A Small Molecule Primes Embryonic Stem Cells for Differentiation

• Published in: Cell stem cell Vol. 4; no. 5; pp. 416 - 426
• Main Authors: Zhu, Shoutian, Wurdak, Heiko, Wang, Jian, Lyssiotis, Costas A., Peters, Eric C., Cho, Charles Y., Wu, Xu, Schultz, Peter G.
• Format: Journal Article
• Language: English
• Published: Cambridge, MA Elsevier Inc 08.05.2009; Cell Press
• Subjects: Animals; Biological and medical sciences; Cell Differentiation - drug effects; Cell differentiation, maturation, development, hematopoiesis; Cell physiology; CHEMBIO; Chromatin Immunoprecipitation; Down-Regulation; Embryo, Mammalian - cytology; Embryo, Mammalian - metabolism; Embryonic Stem Cells - cytology; Embryonic Stem Cells - drug effects; Embryonic Stem Cells - metabolism; Endoderm - metabolism; Enzyme Inhibitors - pharmacology; Fundamental and applied biological sciences.
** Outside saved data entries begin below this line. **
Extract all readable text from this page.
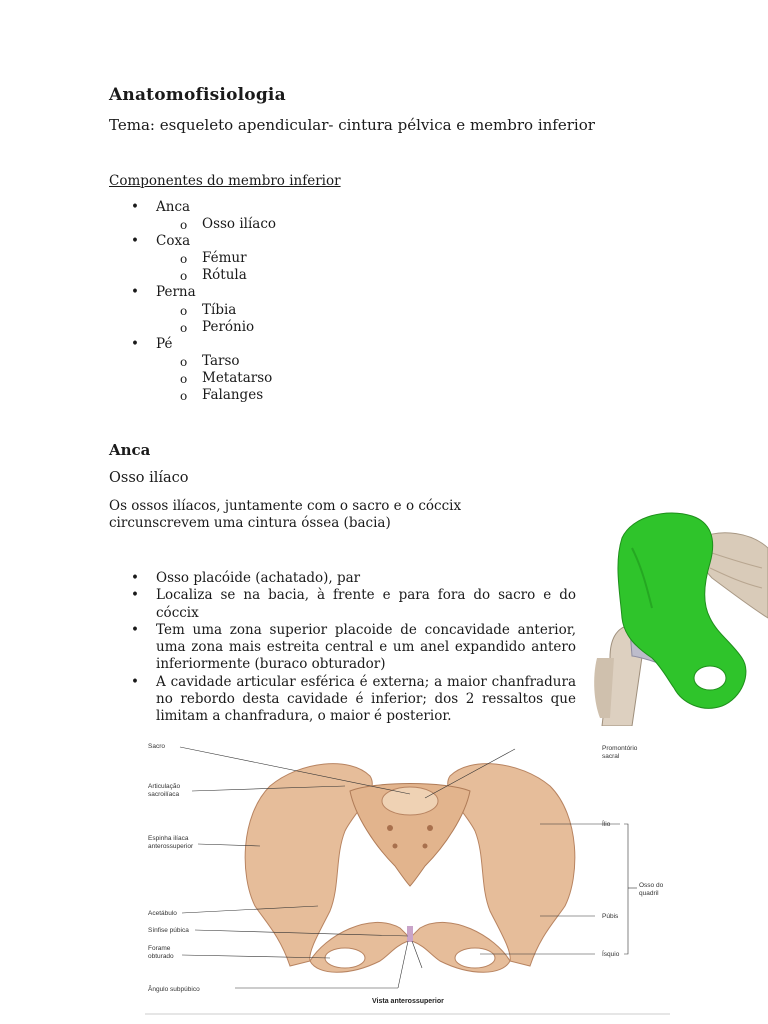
Anatomofisiologia
Tema: esqueleto apendicular- cintura pélvica e membro inferior
Componentes do membro inferior
• Anca
o Osso ilíaco
• Coxa
o Fémur
o Rótula
• Perna
o Tíbia
o Perónio
• Pé
o Tarso
o Metatarso
o Falanges
Anca
Osso ilíaco
Os ossos ilíacos, juntamente com o sacro e o cóccix circunscrevem uma cintura óssea (bacia)
• Osso placóide (achatado), par
• Localiza se na bacia, à frente e para fora do sacro e do cóccix
• Tem uma zona superior placoide de concavidade anterior, uma zona mais estreita central e um anel expandido antero inferiormente (buraco obturador)
• A cavidade articular esférica é externa; a maior chanfradura no rebordo desta cavidade é inferior; dos 2 ressaltos que limitam a chanfradura, o maior é posterior.
Sacro
Articulação sacroilíaca
Espinha ilíaca anterossuperior
Acetábulo
Sínfise púbica
Forame obturado
Ângulo subpúbico
Promontório sacral
Ílio
Púbis
Ísquio
Osso do quadril
Vista anterossuperior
Psychology; Genes, myc; Humans; Mice; Molecular and cellular biology; NM23 Nucleoside Diphosphate Kinases - antagonists & inhibitors; NM23 Nucleoside Diphosphate Kinases - genetics; NM23 Nucleoside Diphosphate Kinases - metabolism; Staurosporine - analogs & derivatives; Staurosporine - pharmacology; STEMCELL; STEMCELL; CHEMBIO; Vertebrata; Mammalia; Mouse; Embryonic cell; Stem cell; Rodentia; Small molecule; Cell differentiation
• ISSN: 1934-5909; 1875-9777
• DOI: 10.1016/j.stem.2009.04.001

Embryonic stem cells (ESCs) are an attractive source of cells for disease modeling in vitro and may eventually provide access to cells/tissues for the treatment of many degenerative diseases. However, applications of ESC-derived cell types are largely hindered by the lack of highly efficient methods for lineage-specific differentiation. Using a high-content screen, we have identified a small molecule, named stauprimide, that increases the efficiency of the directed differentiation of mouse and human ESCs in synergy with defined extracellular signaling cues. Affinity-based methods revealed that stauprimide interacts with NME2 and inhibits its nuclear localization. This, in turn, leads to downregulation of c-Myc, a key regulator of the pluripotent state. Thus, our findings identify a chemical tool that primes ESCs for efficient differentiation through a mechanism that affects c-Myc expression, and this study points to an important role for NME2 in ESC self-renewal.